Many view massages as rewards for a job well done, a break from the daily stress of work and routine. Though they are a great way to relax and unwind after a hectic week, massage therapy benefits can warrant much more than a once-every-three-years’ experience. Massage therapy offers various health benefits including helping to treat illnesses, reducing pain resulting from injuries, and decreasing stress levels.
First of all, what exactly is massage therapy? There are so many different types it can be difficult to know which one should be used for different situations.
Massage therapy essentially involves a licensed therapist pressing, rubbing and manipulating the muscles and other soft tissues of the body with their hands, fingers, elbows, and sometimes even feet. Applying pressure to certain areas of the body (usually in areas around shoulders, upper, middle and lower back) allows the muscles to relax.
There are several different types of massages. The following are the most common:
- Swedish massage: the licensed therapist uses long strokes and kneads deep, circular movements. Also uses vibration and tapping.
- Sports massage: Though similar to a Swedish massage, it caters specifically to athletes suffering from sports-related injuries or pain.
- Deep tissue massage and trigger point massage: focuses on muscle “knots” commonly resulting from high levels of stress. These are usually slightly painful when pressed.
The following are benefits of massage therapy:
- Alleviate lower-back pain and improve range of motion.
- Ease medication dependence.
- Enhance immunity by stimulating lymph flow—the body’s natural defense system.
- Exercise and stretch weak, tight, or atrophied muscles.
- Help athletes of any level prepare for, and recover from, strenuous workouts.
- Improve the condition of the body’s largest organ—the skin.
- Increase joint flexibility.
- Lessen depression and anxiety.
- Promote tissue regeneration, reducing scar tissue and stretch marks.
- Pump oxygen and nutrients into tissues and vital organs, improving circulation.

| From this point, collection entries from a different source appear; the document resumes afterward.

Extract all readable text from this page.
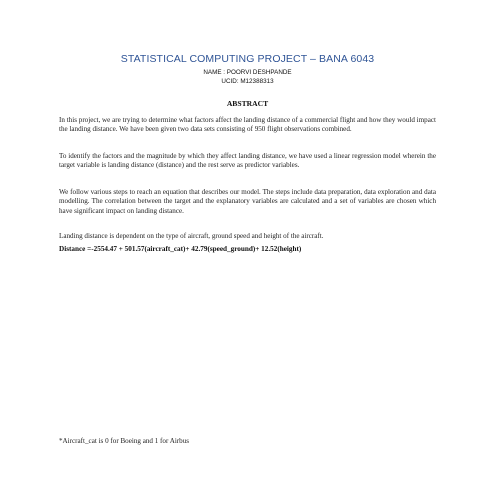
STATISTICAL COMPUTING PROJECT – BANA 6043
NAME : POORVI DESHPANDE
UCID: M12388313
ABSTRACT

In this project, we are trying to determine what factors affect the landing distance of a commercial flight and how they would impact the landing distance. We have been given two data sets consisting of 950 flight observations combined.

To identify the factors and the magnitude by which they affect landing distance, we have used a linear regression model wherein the target variable is landing distance (distance) and the rest serve as predictor variables.

We follow various steps to reach an equation that describes our model. The steps include data preparation, data exploration and data modelling. The correlation between the target and the explanatory variables are calculated and a set of variables are chosen which have significant impact on landing distance.

Landing distance is dependent on the type of aircraft, ground speed and height of the aircraft.

Distance =-2554.47 + 501.57(aircraft_cat)+ 42.79(speed_ground)+ 12.52(height)

*Aircraft_cat is 0 for Boeing and 1 for Airbus
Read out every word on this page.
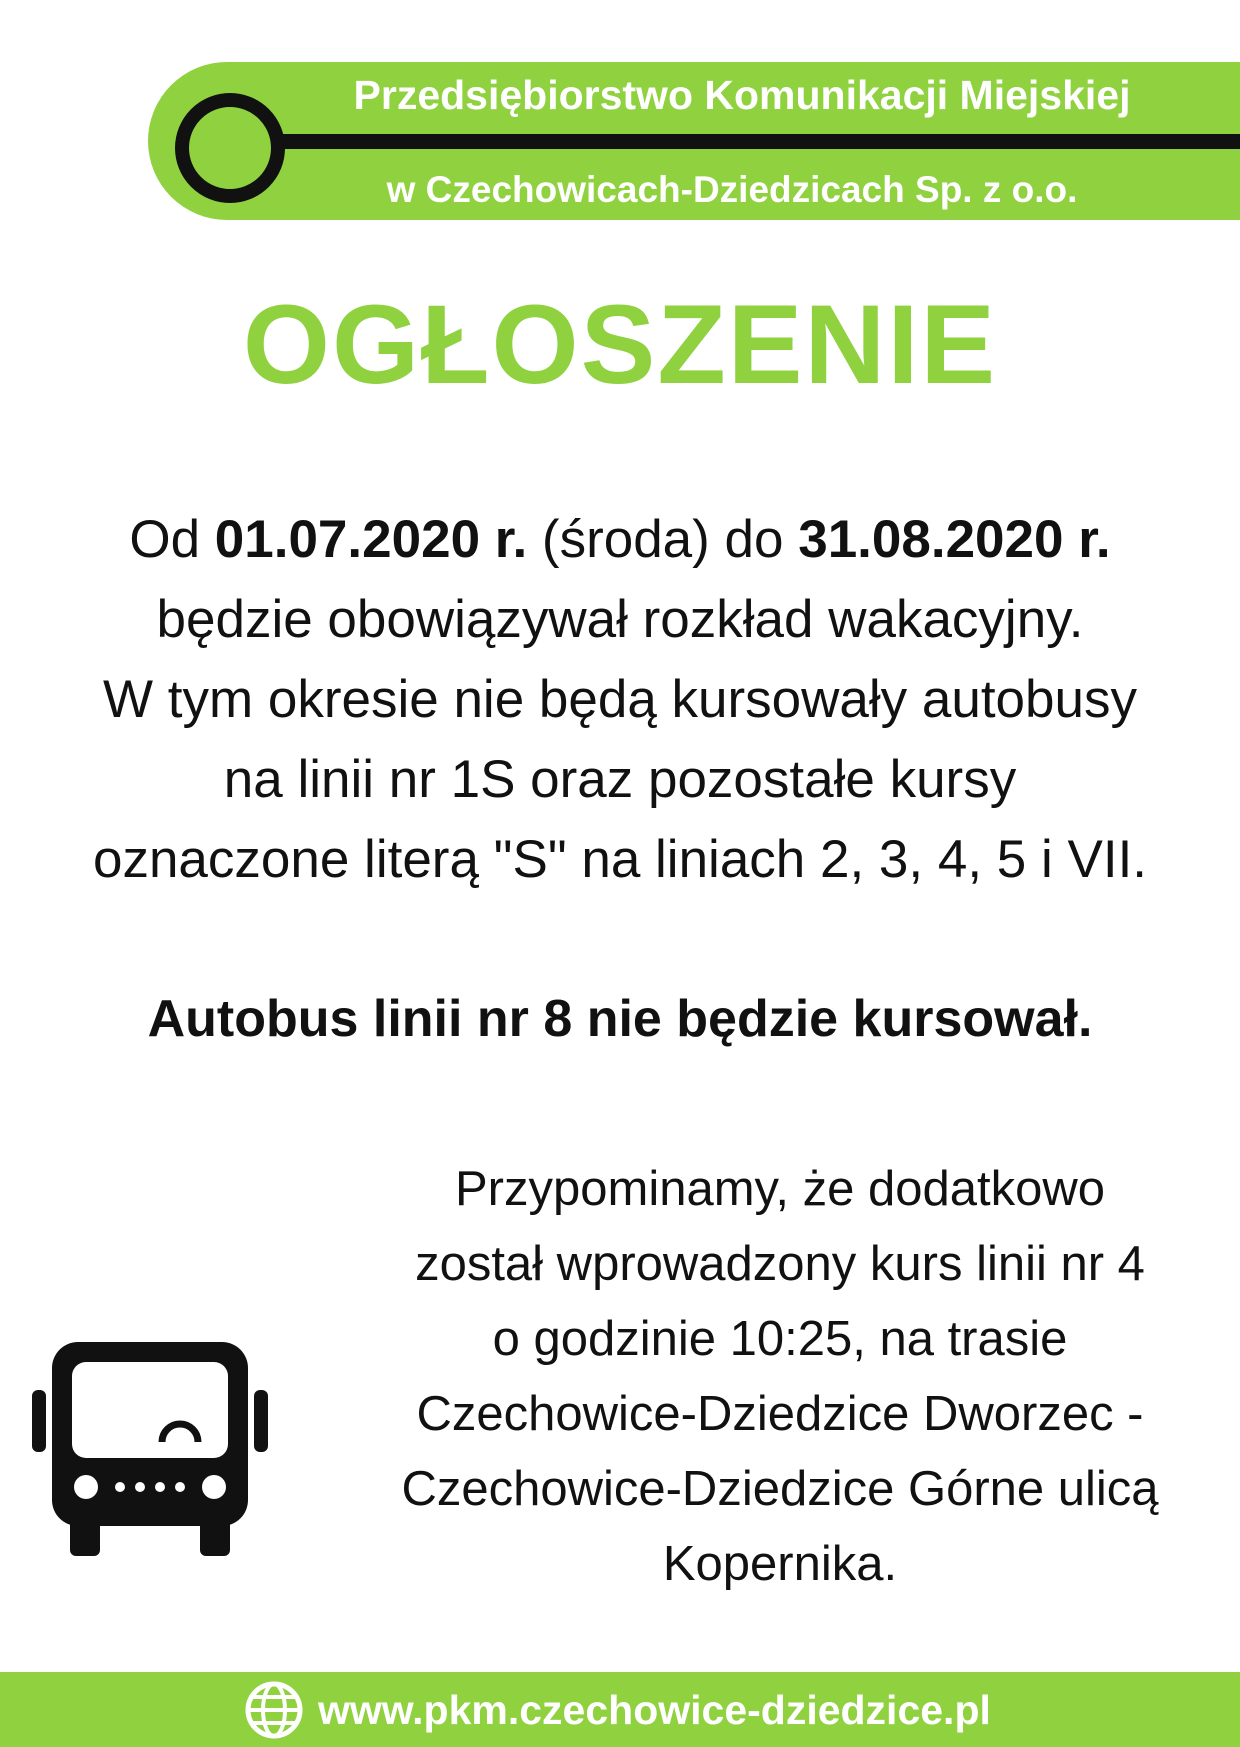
Przedsiębiorstwo Komunikacji Miejskiej
w Czechowicach-Dziedzicach Sp. z o.o.
OGŁOSZENIE
Od 01.07.2020 r. (środa) do 31.08.2020 r.
będzie obowiązywał rozkład wakacyjny.
W tym okresie nie będą kursowały autobusy
na linii nr 1S oraz pozostałe kursy
oznaczone literą "S" na liniach 2, 3, 4, 5 i VII.
Autobus linii nr 8 nie będzie kursował.
Przypominamy, że dodatkowo
został wprowadzony kurs linii nr 4
o godzinie 10:25, na trasie
Czechowice-Dziedzice Dworzec -
Czechowice-Dziedzice Górne ulicą
Kopernika.
www.pkm.czechowice-dziedzice.pl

- Reduce post-surgery adhesions and swelling.
- Reduce spasms and cramping.
- Relax and soften injured, tired, and overused muscles.
- Release endorphins—amino acids that work as the body’s natural painkiller.
- Relieve migraine pain.
Many chronic diseases affecting Florida residents today are caused by stress. Though it’s often difficult to handle the many pressures in our daily lives, massage therapy can be an effective way to manage or relieve such stress. In fact, many hospitals today use massage therapy to treat post-surgery patients in the recovery process.
Less stress means better quality of sleep, more energy during the day, improved concentration and decreased levels of anxiety. The increased blood flow that occurs after receiving a massage can also improve circulation.
Remember, massage therapy should not replace regular medical care or visiting a health care provider about a medical problem. If you have a medical condition, ask your physician to make sure massage therapy is right for you.
Using this kind of therapy frequently can play a huge role in your health. And while receiving a massage from a licensed professional carries many health benefits, it’s also just great to feel pampered once in a while.